Auf zu den 'heiligen Orten' – Wallfahrten und Pilgerreisen im Mittelalter
Pilgerreisende durften sich nicht nur religiöses Heil erwarten, sondern hatten auch mit einem beträchtlichen finanziellen Aufwand zu rechnen.
Seit dem 5. Jahrhundert unternahmen die Christen und Christinnen aus Frömmigkeit und Gelübden oder zwecks Buße vermehrt Wallfahrten, von denen sie sich auch die Heilung bzw. Linderung körperlicher Gebrechen versprachen. Im Mittelalter besuchten die PilgerInnen vor allem Orte mit berühmten Reliquien, später wurden hauptsächlich solche mit Heiligenerscheinungen angesteuert.
Wallfahrten hatten jedoch nicht nur eine religiöse, sondern auch eine finanzielle Komponente. Zunächst einmal mussten die Reisen finanziert werden. Die WallfahrerInnen hatten mit zahlreichen Kosten zu rechnen: Verköstigung und Unterkunft, Kleidung und Schuhe, Brücken- und Weggelder, Ausgaben für die Körperpflege und spezielle Pässe, Almosen für Bedürftige, Votivgaben und vieles mehr. Während die einen beinahe mittellos aufbrachen und sich unterwegs als Erntehelfer ihren Unterhalt verdienten, erhielten andere eine finanzielle Unterstützung von Verwandten, FreundInnen oder NachbarInnen.
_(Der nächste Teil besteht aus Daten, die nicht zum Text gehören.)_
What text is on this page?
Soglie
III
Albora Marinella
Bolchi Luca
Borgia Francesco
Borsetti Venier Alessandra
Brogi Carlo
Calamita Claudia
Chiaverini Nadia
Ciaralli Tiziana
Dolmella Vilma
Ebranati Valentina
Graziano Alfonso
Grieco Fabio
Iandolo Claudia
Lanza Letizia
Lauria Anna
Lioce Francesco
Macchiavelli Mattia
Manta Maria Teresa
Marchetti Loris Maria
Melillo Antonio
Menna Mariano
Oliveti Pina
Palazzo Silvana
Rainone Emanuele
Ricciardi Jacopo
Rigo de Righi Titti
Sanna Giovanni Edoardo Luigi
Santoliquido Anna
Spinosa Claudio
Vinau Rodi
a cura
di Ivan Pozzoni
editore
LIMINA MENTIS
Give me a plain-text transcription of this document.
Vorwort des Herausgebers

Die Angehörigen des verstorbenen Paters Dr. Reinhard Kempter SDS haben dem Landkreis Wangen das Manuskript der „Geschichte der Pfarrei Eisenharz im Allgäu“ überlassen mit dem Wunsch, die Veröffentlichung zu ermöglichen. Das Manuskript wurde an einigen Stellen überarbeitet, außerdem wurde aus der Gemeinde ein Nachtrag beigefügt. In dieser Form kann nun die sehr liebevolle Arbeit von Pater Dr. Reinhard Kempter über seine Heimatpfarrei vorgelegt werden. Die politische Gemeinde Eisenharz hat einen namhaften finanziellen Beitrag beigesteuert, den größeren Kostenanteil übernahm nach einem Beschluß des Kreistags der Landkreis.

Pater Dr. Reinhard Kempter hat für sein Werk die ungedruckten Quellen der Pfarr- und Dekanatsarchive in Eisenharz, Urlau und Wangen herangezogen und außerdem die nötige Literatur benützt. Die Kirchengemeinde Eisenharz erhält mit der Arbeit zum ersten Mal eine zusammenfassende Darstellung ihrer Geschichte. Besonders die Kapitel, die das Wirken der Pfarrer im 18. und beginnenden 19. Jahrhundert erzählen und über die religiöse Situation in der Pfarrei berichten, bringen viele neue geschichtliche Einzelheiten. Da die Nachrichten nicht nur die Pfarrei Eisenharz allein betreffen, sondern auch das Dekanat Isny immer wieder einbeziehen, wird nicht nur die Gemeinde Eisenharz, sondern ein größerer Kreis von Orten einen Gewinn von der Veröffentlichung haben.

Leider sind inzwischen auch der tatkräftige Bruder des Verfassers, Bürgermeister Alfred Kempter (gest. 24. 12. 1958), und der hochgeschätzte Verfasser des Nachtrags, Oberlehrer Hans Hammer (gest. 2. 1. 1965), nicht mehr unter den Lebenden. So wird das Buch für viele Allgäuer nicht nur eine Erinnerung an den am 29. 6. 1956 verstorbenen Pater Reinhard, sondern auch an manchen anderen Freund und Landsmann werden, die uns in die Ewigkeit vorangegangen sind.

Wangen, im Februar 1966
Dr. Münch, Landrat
Viele der Pilgerreisenden nahmen auch Wertgegenstände oder Handelsware mit, die sie unterwegs verkauften, oder sie fungierten dabei als Briefboten. Die Grenze zwischen Handel und Wallfahrt war mitunter verschwommen.
Pilgerreisen brachten Geld in Umlauf und waren deshalb auch von wirtschaftlicher Bedeutung. Die Errichtung und Erhaltung von Heiligtümern und der dort beschäftige Klerus kosteten genauso Geld wie der Unterhalt von Straßen, Brücken und Herbergen. Der Handel mit Reliquien oder Devotionalien und der Verkauf von Pilgerführern war ein weiterer 'Wirtschaftszweig'. Zudem entwickelte sich im Umfeld ein 'Dienstleistungssektor': Reiche PilgerInnen leisteten sich beispielsweise Begleitpersonen, die dolmetschten oder führten. Auch war es üblich, gegen Bezahlung oder sonstige Leistungen StellvertreterInnen pilgern zu lassen.